Should GnosisDAO Enable SafeSnap?


This is a proposal to update the GnosisDAO’s governance structure in a way that keeps the benefits of off-chain voting while allowing for trustless and permissionless on-chain execution, using the recently released DAO module and SafeSnap plugin.


The current governance structure is designed to be maximally inclusive: gas-free voting with delegation. This, however, comes at the cost of some additional trust in the system. Primarily, GnosisDAO must trust that the GnosisDAO Safe Multisig will faithfully execute its will on-chain.

In order to make the GnosisDAO more autonomous, we should more meaningfully give it control over its on-chain execution.


Gnosis Ltd recently developed the DAO module and SafeSnap Snapshot Plugin.

In combination with the Gnosis Safe, this tool allows for:

  • Trustless and permissionless on-chain execution of arbitrary function calls
  • Continued use of our existing Snapshot strategies (ERC20 BalanceOf and Delegated ERC20 BalanceOf)
  • Cheap/free and low friction participation for Participants.


As described in the SafeSnap announcement post, the path to progressive decentralization can be broken down into three steps.

  1. Multi-sig as a proxy: Gnosis Safe + Snapshot, in which the multi-sig promises to act in accordance with the off-chain votes. This is the status quo.
  2. Multi-sig as a safeguard: Gnosis Safe + Snapshot + SafeSnap, in which on-chain execution of off-chain votes is handled by the SafeSnap module, but there are still multisig owners that can veto malicious actions or act quickly in the case of an emergency.
  3. Look ma, no hands!: Gnosis Safe + Snapshot + SafeSnap, in which the multi-sig owners have been removed, and the only way to execute transactions is via the SafeSnap module.

This proposal is to move from (1) to (2) by deploying an instance of the DAO module, enabling it in the GnosisDAO Gnosis Safe, and updating the GnosisDAO Snapshot space to include the SafeSnap module.

The DAO module should have the following parameters set:

  • Oracle: GNO denominated instance of Reality.eth
  • Reality question timeout: 48 hours
  • Proposal cooldown: 48 hours
  • Proposal expiration: 7 days
  • Minimum bond: 10 GNO
  • Question Template: see this document

I’m obviously pretty biased, but I’d definitely support this.

One question, since the Reality arbitrator is not specified, I assume that means that the Safe itself would be the arbitrator?

It is a necessary step to decentralize GnosisDAO. I am in favor.

1 Like

One question, since the Reality arbitrator is not specified, I assume that means that the Safe itself would be the arbitrator?

I’m also biased (not leaning in the same direction though) but:
Would the GnosisDAO Safe being the arbitrator of its own proposal enforcement disputes a bit antithetical to the initial concept of giving over control?

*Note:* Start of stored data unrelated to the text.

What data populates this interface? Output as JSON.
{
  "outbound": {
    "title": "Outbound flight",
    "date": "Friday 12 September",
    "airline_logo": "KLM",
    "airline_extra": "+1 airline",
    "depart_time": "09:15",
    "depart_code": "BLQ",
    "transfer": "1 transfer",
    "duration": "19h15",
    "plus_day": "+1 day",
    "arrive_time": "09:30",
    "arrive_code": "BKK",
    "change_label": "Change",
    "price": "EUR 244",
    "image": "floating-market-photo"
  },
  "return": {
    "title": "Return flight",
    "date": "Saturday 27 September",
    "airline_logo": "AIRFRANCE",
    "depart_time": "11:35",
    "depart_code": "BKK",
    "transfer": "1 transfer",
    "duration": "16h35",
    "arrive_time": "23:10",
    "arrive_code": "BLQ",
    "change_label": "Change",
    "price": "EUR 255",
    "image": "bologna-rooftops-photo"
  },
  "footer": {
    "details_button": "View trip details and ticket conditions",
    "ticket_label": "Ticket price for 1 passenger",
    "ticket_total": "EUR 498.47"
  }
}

Since this proposal doesn’t remove the multi-sig owners, I don’t really see this as an issue. The multi-sig owners have the ability to veto the dao-module transaction anyway (or do whatever else they want with the safe, for that matter), so I’m not sure there is a compelling reason to add a third-party arbitrator to the setup.

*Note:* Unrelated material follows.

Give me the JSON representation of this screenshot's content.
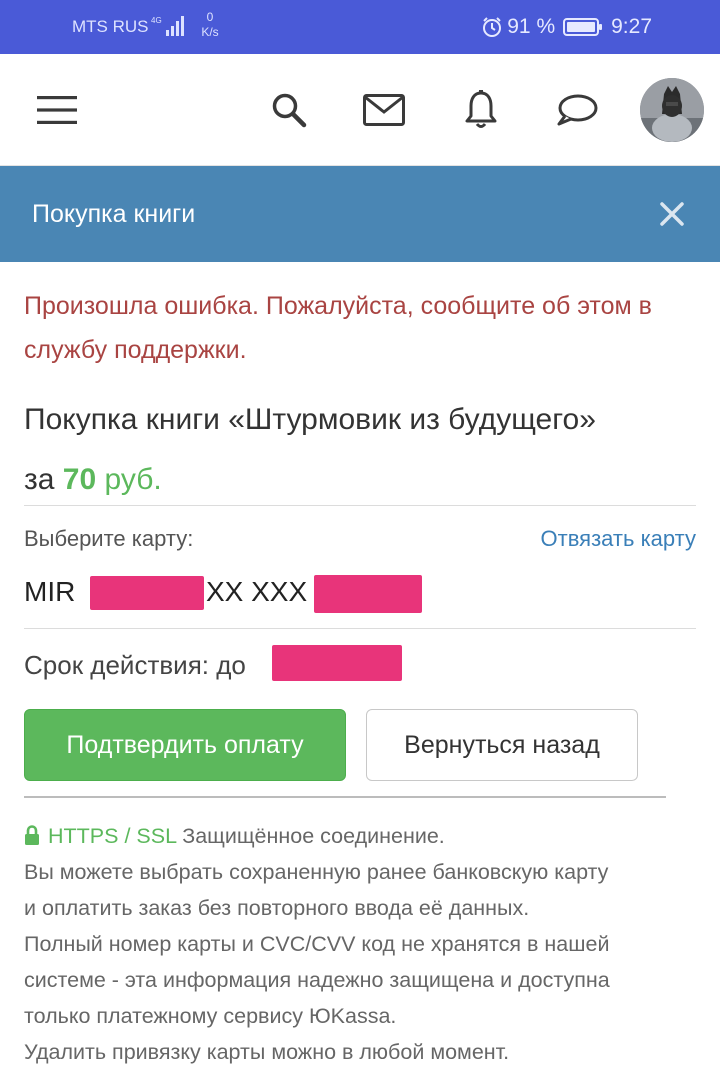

That said, perhaps if the GnosisDAO later chooses to remove the multi-sig owners, then it would be prudent to have some other fallback or arbitration option.

My (perhaps incorrect) understanding was that the veto power of multi-sig owners in the step 2 of the decentralization path was at the Gnosis safe level (by simply not executing the Tx.).

My thought here was that setting up the GnosisDAO safe as the arbitrator of Reality.eth would actually just add a redundant way to veto enforcement of proposal earlier in the process at the oracle level, which could have been done at the Safe level anyway. Please correct me if I’m wrong.

This would mean setting up 2 safeguards, when one could have sufficient.
Maybe, there is a step 2.1 as you described and a step 2.2, where the arbitrator is a decentralized 3rd party but multi-sig owners still have veto power of not executing Tx.

Yeah, you’re correct. This does essentially act as a redundant veto.
In fact, there is a third redundant veto in this setup; multi-sig owners could disable the module.

The additional step of adding a third-party arbitrator sounds reasonable to me. Perhaps someone can suggest this as a later proposal if this GIP is enacted.